16 F3d 1228 Manchester Heights Acquisition Partners Lp Lp v. Massood

MANCHESTER HEIGHTS ACQUISITION PARTNERS, L.P., A Missouri
Limited Partnership, as assignee for Manchester
Heights, L.P., Appellant,
v.
George MASSOOD; Donald E. Hutchison, Appellees.

No. 93-2099.

United States Court of Appeals,
Eighth Circuit.

Submitted: December 17, 1993.
Filed: January 20, 1994.

16 F.3d 1228
NOTICE: Eighth Circuit Rule 28A(k) governs citation of unpublished opinions and provides that no party may cite an opinion not intended for publication unless the cases are related by identity between the parties or the causes of action.

Before MAGILL and BEAM, Circuit Judges, and VAN SICKLE,* Senior District Judge.

PER CURIAM.

1

Plaintiff Manchester Acquisition Partners, L.P. (Manchester) appeals from the district court's1 order granting defendants George Massood and Donald Hutchison's motions to dismiss for failure to state a claim on the ground that the action was time barred. Manchester argues that the district court erred because there is a factual question over when its cause of action accrued under Missouri law. We affirm.

I. BACKGROUND

2

Manchester is the assignee of Manchester Heights, L.P., a Missouri limited partnership that entered into an agreement in July 1982 with Hutchison-Massood Development, Inc., (Development) under which Development was to develop and construct an apartment complex. Manchester brought this diversity suit against Massood and Hutchison in July 1992, alleging that they had personally guaranteed Development's obligations, liabilities, and duties under the agreement and that Development had breached these duties and obligations and failed to complete the apartment project in a competent and workmanlike manner.

3

Massood and Hutchison each moved for dismissal on the ground that Sec. 516.120 of the Missouri Revised Statutes, the five-year statute of limitations for contract actions, barred the suit.
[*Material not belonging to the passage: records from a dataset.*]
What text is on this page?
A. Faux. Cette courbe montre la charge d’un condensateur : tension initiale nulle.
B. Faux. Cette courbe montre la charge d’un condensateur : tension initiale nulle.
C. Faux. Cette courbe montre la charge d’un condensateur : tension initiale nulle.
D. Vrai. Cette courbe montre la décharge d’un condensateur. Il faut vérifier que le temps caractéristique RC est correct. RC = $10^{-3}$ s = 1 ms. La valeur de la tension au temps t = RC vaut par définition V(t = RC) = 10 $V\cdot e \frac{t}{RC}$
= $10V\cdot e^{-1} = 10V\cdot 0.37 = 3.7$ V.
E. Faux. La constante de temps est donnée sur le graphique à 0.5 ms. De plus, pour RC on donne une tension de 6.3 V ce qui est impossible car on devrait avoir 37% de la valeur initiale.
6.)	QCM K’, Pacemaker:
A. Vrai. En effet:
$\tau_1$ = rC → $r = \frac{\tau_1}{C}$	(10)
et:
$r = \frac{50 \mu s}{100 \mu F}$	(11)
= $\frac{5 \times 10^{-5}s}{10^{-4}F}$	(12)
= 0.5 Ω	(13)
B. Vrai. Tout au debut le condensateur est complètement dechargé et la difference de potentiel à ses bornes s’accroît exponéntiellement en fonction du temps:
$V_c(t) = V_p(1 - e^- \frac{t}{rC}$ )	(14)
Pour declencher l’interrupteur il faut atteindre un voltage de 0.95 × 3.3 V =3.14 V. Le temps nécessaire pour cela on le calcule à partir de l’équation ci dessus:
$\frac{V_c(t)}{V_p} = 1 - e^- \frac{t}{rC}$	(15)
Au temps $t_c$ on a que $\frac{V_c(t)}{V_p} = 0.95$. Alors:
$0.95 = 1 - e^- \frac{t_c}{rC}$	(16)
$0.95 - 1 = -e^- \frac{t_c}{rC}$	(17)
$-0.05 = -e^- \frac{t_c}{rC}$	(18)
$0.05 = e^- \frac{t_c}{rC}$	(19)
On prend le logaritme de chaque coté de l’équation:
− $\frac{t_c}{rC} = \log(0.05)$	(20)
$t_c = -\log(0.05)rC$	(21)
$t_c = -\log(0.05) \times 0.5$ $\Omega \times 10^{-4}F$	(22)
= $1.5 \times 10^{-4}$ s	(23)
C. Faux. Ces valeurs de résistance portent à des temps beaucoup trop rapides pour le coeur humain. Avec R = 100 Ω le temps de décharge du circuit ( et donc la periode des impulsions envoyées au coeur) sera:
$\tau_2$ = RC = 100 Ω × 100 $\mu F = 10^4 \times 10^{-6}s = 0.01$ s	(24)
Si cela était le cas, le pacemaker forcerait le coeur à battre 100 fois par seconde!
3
They argued that the complaint alleged that the apartment was defective when completed in April 1983 and that the cause of action thus accrued at this time. Manchester responded to the defendants' respective motions to dismiss by asserting that Sec. 516.097, not Sec. 516.120, governs its action and that the action was timely because it was filed within Sec. 516.097's ten-year limitations period. Manchester never argued that its action accrued within Sec. 516.120's five-year limitations period. The district court concluded that Sec. 516.120 governs Manchester's suit and granted defendants' motions to dismiss because the cause of action accrued when Development completed the project in April 1983, more than five years before Manchester filed suit. Manchester filed this timely appeal.

II. DISCUSSION

4

Manchester now concedes that Sec. 516.120 controls but argues that the district court erred because it concluded that the cause of action accrued in April 1983. Manchester asserts for the first time that there is a factual question over when its cause of action accrued because the complaint only alleged that the project was completed in April 1983 but did not allege when the project's defects were ascertainable, which is when Sec. 516.120's limitations period begins to run.

5

Manchester did not make this argument below, however, and we decline to hear it now. See Westcott v. City of Omaha, 901 F.2d 1486, 1490 (8th Cir. 1990). It had at least three opportunities to argue to the district court that the cause of action accrued some time after Development completed the project, but it failed to do so. Rather, Manchester relied solely on the theory that the action accrued within Sec. 516.097's apparent ten-year limitations period.2 The district court thus based its decision on Manchester's acquiescence to defendants' claim that the complaint alleged that the cause of action accrued when Development completed the project. We agree and find that Sec. 516.120 bars Manchester's suit because its cause of action accrued in April 1983, more than five years before Manchester brought suit in July 1992.

III. CONCLUSION

6

For the foregoing reasons, we affirm the district court's order granting Massood and Hutchison's motions to dismiss.

*

*THE HONORABLE BRUCE M. VAN SICKLE, Senior United States District Judge for the District of North Dakota, sitting by designation

1

The Honorable Jean C. Hamilton, United States District Judge for the Eastern District of Missouri

2

In Specialty Restaurants Corp. v. Bucher, 967 F.2d 1179, 1182 (8th Cir. 1992), we explained that the Missouri Supreme Court held that Sec. 516.097 was not a statute of limitations, but rather was a statute of repose that "bars plaintiffs from bringing suits after a specified number of years after the occurrence of a particular event without regard to the date of accrual of the cause of action."